# How do you use the Rational Zeros theorem to make a list of all possible rational zeros, and use the Descarte's rule of signs to list the possible positive/negative zeros of f(x)=3x^3+3x^2-11x-10?

Jan 2, 2018

$x = - 2 , x = \frac{3 \pm \sqrt{69}}{6}$

#### Explanation:

The pattern of signs of $f \left(x\right)$ is $+ + - -$, meaning there is one sign change, and Descartes' rule tells us that there must be one positive root.

The pattern of signs of $f \left(- x\right)$ is $- + + -$. This has two changes, which according to Descartes' rule means that there is either two or no negative roots.

The rational roots theorem says that we can find all the possible rational roots of a polynomial by dividing the factors of the last term with all the factors of the first term (note that you can use both positive and negative). The factors of $10$ are $1 , 2 , 5 , 10$ and the factors of $3$ are $1 , 3$. This means we have the following possible rational roots:
$\pm 1 , \pm 2 , \pm 5 , \pm 10 , \pm \frac{1}{3} , \pm \frac{2}{3} , \pm \frac{5}{3} \pm \frac{10}{3}$

We'll start by trying the positive values, since Descartes' rule told us the polynomial has exactly one positive root.

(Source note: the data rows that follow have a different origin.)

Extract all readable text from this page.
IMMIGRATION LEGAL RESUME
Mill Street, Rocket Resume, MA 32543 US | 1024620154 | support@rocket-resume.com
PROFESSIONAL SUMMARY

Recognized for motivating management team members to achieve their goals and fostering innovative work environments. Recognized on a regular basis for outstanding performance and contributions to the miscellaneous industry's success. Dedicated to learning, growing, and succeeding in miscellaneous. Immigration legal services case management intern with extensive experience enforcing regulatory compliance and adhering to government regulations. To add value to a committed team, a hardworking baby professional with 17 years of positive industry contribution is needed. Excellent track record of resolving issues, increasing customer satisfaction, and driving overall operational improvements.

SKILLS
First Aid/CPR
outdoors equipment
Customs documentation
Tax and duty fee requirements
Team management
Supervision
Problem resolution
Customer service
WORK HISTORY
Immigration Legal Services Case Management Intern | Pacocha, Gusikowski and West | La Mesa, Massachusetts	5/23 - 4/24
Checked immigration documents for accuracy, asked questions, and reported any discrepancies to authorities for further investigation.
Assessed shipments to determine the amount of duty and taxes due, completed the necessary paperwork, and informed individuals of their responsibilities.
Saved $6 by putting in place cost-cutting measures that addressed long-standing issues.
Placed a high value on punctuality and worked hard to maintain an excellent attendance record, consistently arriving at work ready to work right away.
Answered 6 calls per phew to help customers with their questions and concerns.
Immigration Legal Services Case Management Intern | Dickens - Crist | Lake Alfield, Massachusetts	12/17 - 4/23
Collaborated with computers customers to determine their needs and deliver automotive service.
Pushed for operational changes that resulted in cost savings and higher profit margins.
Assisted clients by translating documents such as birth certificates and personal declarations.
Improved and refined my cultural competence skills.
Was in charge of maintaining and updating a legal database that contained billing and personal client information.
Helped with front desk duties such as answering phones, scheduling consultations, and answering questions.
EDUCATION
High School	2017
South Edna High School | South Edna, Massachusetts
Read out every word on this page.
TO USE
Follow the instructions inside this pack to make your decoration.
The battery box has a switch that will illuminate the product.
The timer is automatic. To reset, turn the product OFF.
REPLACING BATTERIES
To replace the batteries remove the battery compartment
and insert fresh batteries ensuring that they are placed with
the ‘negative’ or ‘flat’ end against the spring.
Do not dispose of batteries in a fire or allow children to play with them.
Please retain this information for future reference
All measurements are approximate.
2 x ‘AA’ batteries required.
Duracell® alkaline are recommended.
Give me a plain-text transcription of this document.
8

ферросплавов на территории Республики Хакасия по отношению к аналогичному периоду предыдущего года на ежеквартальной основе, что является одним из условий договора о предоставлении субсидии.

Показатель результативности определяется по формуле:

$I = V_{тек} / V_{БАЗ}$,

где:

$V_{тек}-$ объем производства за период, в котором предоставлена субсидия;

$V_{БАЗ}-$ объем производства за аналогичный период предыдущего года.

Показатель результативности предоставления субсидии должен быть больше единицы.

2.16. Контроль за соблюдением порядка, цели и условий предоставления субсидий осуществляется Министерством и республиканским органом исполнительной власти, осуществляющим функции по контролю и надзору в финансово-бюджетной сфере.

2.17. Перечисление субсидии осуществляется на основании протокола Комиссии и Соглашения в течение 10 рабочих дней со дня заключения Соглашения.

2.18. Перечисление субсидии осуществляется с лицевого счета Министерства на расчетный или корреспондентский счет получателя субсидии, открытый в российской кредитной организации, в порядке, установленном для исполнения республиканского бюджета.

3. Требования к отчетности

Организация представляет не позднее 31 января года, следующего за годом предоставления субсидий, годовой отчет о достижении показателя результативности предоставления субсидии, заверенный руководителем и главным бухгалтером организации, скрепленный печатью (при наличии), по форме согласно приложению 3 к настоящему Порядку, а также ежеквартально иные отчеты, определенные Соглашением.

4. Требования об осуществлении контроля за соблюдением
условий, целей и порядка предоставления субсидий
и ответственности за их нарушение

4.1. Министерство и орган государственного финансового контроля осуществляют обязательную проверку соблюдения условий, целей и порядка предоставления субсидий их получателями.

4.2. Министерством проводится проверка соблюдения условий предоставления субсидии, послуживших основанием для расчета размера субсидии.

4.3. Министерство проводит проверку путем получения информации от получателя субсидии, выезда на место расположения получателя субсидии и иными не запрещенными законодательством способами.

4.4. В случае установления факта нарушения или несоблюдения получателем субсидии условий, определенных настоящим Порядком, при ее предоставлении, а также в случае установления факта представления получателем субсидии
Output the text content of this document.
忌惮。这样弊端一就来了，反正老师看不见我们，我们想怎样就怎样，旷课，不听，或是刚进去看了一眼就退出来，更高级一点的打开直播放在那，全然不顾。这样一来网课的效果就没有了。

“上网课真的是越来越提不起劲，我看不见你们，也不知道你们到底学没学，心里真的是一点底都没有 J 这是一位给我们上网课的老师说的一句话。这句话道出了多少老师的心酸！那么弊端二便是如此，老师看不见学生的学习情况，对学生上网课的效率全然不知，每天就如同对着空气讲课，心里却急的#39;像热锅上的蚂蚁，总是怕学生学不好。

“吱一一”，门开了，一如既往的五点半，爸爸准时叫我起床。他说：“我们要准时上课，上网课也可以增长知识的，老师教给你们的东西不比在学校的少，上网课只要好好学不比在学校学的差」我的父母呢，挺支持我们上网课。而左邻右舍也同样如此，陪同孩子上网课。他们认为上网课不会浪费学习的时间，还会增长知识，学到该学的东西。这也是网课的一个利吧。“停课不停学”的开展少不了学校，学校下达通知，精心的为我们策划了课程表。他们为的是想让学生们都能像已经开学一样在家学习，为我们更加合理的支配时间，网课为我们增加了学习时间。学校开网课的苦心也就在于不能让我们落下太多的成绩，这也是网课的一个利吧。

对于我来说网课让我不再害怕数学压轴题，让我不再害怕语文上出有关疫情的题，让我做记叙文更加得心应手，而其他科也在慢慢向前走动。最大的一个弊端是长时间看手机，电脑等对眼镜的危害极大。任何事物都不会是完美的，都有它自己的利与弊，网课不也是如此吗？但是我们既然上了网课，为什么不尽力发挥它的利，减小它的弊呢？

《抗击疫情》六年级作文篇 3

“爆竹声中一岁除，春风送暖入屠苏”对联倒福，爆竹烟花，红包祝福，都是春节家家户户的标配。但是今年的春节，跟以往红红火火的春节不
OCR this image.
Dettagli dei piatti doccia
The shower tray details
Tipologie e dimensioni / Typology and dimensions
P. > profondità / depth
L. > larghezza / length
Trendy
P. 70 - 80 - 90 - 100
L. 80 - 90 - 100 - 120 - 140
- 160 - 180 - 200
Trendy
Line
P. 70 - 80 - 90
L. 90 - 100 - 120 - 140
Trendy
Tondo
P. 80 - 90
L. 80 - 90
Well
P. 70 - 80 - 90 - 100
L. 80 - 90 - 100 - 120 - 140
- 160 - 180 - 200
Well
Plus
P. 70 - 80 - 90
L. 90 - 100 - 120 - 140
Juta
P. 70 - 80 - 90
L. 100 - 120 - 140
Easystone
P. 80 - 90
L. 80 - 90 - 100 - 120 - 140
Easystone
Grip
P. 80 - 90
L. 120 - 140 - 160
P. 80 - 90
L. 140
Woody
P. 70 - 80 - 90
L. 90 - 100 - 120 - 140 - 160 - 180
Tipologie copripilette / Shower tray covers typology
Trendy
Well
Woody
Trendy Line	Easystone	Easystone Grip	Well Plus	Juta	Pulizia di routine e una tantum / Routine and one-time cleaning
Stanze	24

Unfortunately, none of these values are a root, which means that the positive root we know exists is irrational.

Now we'll have to hope that there are two negative roots (we worked out there could either be two or none), and try the negative values. Trying these, we find that $f \left(- 2\right)$ is a root.

This means we can use polynomial long division to factor like so:
$\left(x + 2\right) \left(3 {x}^{2} - 3 x - 5\right)$

To find the remaining negative zero we know exists, we could try all the other negative rational values, but none of them are roots, so the other negative root is irrational. We have to resort to the quadratic formula to obtain the remaining two solutions:
$x = \frac{3 \pm \sqrt{69}}{6}$

Note that one of these is negative and one is positive, verifying our conclusions with Descartes' rule.